2) Mass and volume are physical objects rather than physical properties used to describe matter.
3) Everything is matter.
4) Mass and volume are easily confused.
5) Mass and weight are the same property of matter.
By probing students thinking with pointed questioning, it is possible to uncover and reteach any conceptual concerns before students get too far into the extension part of this lesson. The resources Matter Notes and Matter Road Map are helpful to use with students.
The EXTEND stage allows students to apply new knowledge to a novel situation. The novel situation in this case is for students to design their own investigation to answer the question:
Am I Made of Matter?
In order to answer this question, students write a procedure to prove that they are actually made of matter. The beauty of this investigation is that students are now coming back to the original question about whether they matter in the universe. Even if their answer was, "No", they can at the very least, prove that they are made out of the same stuff as the universe. Good procedures include a test of mass and a test of volume such as these:
Students conduct their tests and write their data on page 6 of the Do I Matter Project Booklet.

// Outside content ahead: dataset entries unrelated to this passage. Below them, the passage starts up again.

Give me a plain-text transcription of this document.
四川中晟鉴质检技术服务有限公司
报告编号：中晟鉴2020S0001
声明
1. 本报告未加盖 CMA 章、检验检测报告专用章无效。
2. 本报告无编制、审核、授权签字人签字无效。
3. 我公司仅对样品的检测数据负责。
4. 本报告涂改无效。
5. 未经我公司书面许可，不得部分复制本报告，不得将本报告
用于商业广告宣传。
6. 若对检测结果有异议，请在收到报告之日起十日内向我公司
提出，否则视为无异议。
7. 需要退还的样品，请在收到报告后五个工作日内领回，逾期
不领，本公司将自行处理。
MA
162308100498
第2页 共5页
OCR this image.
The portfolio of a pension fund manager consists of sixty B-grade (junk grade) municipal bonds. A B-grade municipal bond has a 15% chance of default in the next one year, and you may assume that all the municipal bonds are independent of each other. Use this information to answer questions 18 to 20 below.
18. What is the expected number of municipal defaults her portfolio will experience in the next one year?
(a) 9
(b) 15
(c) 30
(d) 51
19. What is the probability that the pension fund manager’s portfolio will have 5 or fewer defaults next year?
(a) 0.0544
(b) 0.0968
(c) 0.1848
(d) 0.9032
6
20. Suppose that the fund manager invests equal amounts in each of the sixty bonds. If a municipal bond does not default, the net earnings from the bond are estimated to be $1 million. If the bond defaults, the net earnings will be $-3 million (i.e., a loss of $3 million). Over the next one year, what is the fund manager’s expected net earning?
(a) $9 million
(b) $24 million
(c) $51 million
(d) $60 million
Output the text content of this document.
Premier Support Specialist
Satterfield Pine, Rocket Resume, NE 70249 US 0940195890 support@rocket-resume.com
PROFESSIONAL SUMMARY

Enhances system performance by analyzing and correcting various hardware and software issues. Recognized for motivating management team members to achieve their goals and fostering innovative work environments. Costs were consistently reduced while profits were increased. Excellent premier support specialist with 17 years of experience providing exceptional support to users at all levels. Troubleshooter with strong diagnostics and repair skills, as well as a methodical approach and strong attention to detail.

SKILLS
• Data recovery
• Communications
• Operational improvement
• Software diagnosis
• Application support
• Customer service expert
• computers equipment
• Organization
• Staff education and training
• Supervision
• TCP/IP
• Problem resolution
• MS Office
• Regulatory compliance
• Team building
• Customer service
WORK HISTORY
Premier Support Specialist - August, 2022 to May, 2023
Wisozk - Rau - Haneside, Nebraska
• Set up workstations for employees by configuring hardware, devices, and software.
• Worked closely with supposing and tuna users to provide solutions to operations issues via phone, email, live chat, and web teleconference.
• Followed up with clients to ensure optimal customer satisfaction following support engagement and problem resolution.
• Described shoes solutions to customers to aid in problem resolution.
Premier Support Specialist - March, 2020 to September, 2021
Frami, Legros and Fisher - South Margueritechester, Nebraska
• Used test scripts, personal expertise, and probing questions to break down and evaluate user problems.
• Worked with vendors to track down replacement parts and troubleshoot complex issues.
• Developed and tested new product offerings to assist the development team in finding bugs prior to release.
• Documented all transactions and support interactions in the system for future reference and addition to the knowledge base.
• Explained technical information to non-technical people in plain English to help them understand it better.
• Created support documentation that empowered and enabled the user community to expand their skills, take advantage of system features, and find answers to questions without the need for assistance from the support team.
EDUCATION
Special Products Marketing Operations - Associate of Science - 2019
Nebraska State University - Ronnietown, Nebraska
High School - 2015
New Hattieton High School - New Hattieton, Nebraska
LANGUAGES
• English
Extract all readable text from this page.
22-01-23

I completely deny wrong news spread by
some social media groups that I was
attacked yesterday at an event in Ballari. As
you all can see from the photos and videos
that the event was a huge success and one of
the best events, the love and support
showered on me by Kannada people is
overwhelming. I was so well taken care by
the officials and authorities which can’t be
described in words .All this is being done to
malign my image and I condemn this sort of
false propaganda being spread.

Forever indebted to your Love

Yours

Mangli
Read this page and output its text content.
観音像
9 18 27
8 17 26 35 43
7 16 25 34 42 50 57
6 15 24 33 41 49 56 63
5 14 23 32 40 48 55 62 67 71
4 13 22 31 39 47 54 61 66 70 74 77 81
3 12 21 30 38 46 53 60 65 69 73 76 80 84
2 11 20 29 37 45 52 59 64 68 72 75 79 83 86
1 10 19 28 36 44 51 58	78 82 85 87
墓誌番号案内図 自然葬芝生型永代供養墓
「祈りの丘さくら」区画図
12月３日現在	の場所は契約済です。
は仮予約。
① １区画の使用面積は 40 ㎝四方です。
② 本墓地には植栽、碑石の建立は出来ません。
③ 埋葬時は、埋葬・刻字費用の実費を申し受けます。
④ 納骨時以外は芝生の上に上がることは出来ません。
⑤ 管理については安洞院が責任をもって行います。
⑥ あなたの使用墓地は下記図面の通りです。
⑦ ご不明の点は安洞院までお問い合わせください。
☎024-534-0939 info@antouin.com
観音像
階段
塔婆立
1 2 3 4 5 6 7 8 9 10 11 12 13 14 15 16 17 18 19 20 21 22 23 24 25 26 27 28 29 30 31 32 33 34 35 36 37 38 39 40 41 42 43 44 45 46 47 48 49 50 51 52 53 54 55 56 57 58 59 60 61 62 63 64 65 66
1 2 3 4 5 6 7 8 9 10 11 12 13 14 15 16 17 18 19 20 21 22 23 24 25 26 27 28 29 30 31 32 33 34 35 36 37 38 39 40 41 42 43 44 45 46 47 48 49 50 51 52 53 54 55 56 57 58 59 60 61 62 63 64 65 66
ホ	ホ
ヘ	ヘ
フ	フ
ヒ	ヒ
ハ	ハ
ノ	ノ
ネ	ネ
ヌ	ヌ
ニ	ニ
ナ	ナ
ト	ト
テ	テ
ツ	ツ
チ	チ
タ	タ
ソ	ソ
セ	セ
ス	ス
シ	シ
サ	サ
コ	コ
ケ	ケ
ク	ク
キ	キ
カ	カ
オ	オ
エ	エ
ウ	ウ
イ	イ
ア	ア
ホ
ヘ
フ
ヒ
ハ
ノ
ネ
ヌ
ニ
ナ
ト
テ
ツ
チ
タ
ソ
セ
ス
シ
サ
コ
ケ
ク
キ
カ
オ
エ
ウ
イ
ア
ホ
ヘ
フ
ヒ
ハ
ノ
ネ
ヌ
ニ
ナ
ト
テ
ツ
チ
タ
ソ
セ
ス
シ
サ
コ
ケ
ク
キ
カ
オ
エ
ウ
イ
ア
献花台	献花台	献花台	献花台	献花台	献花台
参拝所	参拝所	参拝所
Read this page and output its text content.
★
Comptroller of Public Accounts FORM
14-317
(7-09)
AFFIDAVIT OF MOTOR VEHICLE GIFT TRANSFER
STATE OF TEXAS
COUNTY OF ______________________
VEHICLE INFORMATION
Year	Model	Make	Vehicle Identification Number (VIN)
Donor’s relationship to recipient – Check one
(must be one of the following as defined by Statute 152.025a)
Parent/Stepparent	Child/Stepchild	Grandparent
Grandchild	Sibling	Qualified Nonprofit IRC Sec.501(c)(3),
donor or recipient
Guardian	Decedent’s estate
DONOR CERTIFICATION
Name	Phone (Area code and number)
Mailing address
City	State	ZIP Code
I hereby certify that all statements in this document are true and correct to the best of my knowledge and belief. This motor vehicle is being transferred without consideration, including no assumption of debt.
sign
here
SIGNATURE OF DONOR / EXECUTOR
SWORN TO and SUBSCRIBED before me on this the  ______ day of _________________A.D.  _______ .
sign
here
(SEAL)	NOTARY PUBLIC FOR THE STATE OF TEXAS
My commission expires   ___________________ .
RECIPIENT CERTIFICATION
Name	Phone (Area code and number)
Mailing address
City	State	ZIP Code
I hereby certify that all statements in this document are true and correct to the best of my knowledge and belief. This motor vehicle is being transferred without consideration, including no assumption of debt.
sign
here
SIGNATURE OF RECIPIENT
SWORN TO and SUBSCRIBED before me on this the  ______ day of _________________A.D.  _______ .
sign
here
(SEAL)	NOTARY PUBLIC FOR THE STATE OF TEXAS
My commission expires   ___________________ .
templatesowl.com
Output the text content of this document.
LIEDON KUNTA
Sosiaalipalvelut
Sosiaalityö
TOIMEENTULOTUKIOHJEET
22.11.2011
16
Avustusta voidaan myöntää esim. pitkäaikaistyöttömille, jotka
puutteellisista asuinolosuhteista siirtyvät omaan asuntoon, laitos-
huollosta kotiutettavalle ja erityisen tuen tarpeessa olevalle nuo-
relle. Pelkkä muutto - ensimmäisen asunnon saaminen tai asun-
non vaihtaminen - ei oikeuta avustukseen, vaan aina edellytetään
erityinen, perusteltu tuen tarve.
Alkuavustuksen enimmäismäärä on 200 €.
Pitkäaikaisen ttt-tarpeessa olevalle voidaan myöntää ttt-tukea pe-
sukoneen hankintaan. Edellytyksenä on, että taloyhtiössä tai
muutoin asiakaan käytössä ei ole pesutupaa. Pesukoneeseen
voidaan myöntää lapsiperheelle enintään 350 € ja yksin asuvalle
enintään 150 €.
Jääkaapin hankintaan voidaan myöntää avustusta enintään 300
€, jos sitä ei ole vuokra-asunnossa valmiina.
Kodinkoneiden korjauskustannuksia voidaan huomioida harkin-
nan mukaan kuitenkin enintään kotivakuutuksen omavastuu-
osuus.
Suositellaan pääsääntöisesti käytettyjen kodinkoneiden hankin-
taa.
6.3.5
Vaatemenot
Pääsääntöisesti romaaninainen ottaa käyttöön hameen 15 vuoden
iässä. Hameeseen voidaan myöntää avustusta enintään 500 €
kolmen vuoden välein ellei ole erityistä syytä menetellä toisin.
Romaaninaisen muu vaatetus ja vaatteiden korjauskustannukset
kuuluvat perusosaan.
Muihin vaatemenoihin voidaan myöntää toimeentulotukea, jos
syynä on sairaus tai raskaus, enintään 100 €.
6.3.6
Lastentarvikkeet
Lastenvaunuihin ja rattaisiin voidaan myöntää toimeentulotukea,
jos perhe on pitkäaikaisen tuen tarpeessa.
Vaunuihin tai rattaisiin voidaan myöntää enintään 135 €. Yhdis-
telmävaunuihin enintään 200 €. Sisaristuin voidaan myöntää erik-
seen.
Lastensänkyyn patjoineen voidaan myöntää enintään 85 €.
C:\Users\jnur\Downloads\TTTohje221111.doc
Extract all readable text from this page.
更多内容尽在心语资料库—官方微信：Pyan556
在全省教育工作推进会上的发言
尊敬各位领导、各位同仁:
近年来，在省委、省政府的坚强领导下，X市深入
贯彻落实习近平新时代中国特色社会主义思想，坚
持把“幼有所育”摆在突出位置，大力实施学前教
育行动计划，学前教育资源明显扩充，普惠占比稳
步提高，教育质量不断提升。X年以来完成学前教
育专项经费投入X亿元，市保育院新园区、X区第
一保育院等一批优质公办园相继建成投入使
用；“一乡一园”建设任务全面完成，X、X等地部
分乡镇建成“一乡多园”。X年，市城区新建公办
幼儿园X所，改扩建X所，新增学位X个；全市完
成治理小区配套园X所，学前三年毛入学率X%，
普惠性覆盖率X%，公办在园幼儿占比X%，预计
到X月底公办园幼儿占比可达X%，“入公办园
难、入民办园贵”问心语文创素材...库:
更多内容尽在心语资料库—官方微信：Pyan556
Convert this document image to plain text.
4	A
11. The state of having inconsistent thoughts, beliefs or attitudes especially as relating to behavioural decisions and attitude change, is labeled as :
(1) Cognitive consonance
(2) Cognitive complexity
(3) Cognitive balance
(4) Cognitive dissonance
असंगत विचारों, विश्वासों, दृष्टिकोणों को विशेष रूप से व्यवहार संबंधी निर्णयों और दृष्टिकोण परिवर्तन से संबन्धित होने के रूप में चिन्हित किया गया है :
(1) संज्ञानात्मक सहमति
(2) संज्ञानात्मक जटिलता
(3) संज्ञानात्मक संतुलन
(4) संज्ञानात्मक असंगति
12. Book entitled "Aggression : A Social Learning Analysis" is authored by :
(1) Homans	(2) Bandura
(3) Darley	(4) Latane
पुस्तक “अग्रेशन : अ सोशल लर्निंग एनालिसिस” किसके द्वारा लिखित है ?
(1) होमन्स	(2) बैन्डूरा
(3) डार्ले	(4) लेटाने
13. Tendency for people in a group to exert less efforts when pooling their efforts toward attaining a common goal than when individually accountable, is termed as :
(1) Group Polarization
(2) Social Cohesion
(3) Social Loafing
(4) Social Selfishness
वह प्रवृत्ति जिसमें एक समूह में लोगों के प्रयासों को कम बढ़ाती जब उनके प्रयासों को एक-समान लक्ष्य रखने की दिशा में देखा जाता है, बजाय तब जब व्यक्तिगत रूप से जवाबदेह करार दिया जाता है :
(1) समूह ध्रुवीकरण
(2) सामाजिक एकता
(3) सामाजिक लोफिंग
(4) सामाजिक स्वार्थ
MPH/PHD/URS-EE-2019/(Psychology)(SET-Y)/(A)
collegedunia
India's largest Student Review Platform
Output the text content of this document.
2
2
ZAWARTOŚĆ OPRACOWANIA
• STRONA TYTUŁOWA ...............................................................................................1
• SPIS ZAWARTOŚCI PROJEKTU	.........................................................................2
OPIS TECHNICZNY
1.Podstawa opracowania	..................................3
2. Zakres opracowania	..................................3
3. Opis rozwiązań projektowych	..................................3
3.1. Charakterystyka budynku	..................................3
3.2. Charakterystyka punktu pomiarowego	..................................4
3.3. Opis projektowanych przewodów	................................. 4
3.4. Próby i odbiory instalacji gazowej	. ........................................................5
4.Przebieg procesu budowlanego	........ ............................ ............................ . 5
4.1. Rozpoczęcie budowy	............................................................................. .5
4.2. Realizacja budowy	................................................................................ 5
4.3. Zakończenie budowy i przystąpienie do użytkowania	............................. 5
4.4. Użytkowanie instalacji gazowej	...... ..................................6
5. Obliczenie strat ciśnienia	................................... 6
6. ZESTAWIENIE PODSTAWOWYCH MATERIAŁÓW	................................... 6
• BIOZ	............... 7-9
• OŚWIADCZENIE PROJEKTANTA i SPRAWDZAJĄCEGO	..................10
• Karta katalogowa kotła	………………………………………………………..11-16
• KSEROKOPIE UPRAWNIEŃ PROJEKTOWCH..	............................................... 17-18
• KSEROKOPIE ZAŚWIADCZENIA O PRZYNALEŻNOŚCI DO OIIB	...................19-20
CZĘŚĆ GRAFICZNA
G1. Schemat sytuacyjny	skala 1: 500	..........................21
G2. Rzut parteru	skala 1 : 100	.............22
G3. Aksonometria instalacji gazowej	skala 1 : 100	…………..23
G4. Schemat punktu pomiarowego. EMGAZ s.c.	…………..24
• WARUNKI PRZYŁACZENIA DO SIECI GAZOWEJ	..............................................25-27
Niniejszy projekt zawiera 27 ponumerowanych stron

Teacher Note: If students could use additional extension, the Do I Matter Extension piggy-backs on the previous investigations to challenge students to determine if light is made of matter.
The EVALUATION stage is for both students and teachers to determine how much learning and understanding has taken place. Two ways to evaluate learning are:
1) Evaluate Do I Matter Student Work to assess whether students understand the concepts. If they can successfully and accurately prove they are made of matter, students are ready to move into more complex concepts like density (Measurement: Density and Dunking for Density).
2) Assess students using an assessment tool such as: Basic Matter Quiz. While a multiple choice quiz doesn't necessarily probe deep understanding, it it possible to garner a quick "do they get it" snapshot of student understanding.